A trop insister sur le caractère négatif de la tournure que nous examinons, on gommerait toutes les affirmations du 4ème évangile au sujet du pardon, du salut, du don de la vie qui y sont inscrites … : entre autres, la délivrance de l’aveugle, la guérison du paralytique, où cécité et infirmité sont des synonymes du péché. Jésus partage à ses disciples sa mission, sa capacité de libérer l’homme du péché ; le péché que l’Agneau de Dieu porte et enlève (1,29). Jésus leur partage le pouvoir du Fils envoyé par l’amour infini de Dieu pour sauver le monde (3,17). « La Tradition catholique interprète, légitimement, ce texte comme fondement scripturaire du sacrement de réconciliation… La Tradition protestante n’est pas à écarter pour autant. Tout baptisé croyant à la résurrection du Christ est responsable de la miséricorde et du pardon dans la communauté. Le pardon n’est pas réservé au ministère presbytéral, dans l’exercice du sacrement. Recevoir l’Esprit Saint c’est être pardonné, et être pardonné, c’est pardonner à son tour. L’Esprit Saint accorde à qui le reçoit les pleins pouvoirs sur le péché. »
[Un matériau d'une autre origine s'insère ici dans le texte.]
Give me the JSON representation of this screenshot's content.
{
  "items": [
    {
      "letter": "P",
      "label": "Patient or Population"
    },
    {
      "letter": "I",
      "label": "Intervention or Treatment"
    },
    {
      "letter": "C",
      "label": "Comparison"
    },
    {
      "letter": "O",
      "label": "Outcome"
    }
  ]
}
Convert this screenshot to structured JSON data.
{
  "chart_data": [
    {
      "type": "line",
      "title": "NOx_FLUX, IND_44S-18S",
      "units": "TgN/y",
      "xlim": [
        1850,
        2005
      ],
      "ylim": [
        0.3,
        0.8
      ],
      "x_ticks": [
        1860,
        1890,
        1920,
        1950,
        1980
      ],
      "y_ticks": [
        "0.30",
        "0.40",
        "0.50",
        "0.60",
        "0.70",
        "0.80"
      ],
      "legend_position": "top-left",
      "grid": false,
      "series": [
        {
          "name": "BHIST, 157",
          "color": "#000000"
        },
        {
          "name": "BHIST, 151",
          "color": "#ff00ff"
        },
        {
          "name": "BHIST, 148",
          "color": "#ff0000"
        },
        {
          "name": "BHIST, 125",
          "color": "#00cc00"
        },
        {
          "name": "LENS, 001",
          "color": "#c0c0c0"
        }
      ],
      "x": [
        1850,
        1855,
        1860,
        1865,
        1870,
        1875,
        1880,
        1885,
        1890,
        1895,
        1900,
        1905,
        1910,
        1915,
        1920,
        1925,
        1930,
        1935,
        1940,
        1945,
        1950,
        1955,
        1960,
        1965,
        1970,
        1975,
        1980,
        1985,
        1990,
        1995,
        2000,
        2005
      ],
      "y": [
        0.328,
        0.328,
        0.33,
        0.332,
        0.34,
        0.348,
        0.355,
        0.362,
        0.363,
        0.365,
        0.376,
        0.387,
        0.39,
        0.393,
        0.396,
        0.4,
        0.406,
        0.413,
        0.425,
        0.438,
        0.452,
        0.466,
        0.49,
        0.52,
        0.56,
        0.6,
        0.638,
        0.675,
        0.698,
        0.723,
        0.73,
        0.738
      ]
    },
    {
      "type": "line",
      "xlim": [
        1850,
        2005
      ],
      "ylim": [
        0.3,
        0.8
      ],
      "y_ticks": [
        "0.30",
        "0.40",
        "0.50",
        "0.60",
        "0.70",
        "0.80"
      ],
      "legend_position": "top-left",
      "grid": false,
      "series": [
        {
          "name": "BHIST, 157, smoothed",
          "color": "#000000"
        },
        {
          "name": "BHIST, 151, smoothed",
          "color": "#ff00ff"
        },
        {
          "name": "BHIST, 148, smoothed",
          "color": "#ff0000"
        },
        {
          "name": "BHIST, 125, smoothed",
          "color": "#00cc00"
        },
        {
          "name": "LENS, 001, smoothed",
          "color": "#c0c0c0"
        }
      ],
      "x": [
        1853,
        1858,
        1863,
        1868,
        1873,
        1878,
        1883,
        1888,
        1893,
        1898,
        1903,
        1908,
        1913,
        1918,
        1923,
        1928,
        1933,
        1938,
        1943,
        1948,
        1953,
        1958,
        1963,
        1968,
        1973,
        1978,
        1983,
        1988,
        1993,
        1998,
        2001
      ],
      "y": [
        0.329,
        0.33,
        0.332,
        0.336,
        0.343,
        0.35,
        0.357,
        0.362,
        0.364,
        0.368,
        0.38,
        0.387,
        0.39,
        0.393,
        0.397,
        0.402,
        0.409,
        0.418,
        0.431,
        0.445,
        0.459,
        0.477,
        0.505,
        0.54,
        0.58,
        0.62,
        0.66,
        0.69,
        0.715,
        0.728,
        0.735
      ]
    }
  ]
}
Chantal GUILLERMAIN 23 avril 2020 [1] Réflexions puisées dans les études de Xavier Léon-Dufour et Yves Simoens sur l’Evangile selon St Jean.
2 - Père Jean PHILIBERT 28 avril 2020
Chers amis, La question soulevée par Roger Mattei à propos du passage de l’évangile selon saint Jean 20, 21-23 (et pas seulement le v. 23) a permis à Chantal Guillermain de nous éclairer par une approche biblique riche et ouverte. Je me permets d’ajouter à son 4e point (« Le pardon des péchés fait partie de la mission que Jésus confie à ses disciples ») ce que rapporte l’évangéliste Luc (24, 46-49) au sujet des dernières instructions de Jésus aux apôtres, « après leur avoir ouvert l’esprit à l’intelligence des Ecritures » :
« Ainsi était-il écrit que le Christ souffrirait et ressusciterait d’entre les morts le troisième jour et qu’en son Nom le repentir (metanoïa) en vue de la rémission des péchés serait proclamé à toutes les nations, à commencer par Jérusalem. De cela vous êtes témoins. Pour moi, voici que je vais envoyer sur vous ce que mon Père à promis. Vous donc, demeurez dans la ville jusqu’à ce que vous soyez revêtus de la force d’en-Haut ».
[Et j’ajoute encore au dernier paragraphe du texte de Chantal que c’est à partir de cette citation de Luc que nos frères protestants contestent le sacrement de Pénitence-Réconciliation. Ils assurent que Dieu pardonne, mais aucun ministre ne peut être ministre du pardon car il n’y a pas d’intermédiaire autre que le Christ, entre Dieu et l’homme…]
La résurrection du Christ et le don de l’Esprit-Saint (Pentecôte) fondent la rémission des péchés, déjà annoncée au cours du dernier repas (Cène) de Jésus avec ses disciples et dit chaque jour dans les paroles de consécration : « Ceci est mon sang, le sang de l’Alliance nouvelle et éternelle qui sera versé pour vous et pour la multitude, en rémission des péchés. »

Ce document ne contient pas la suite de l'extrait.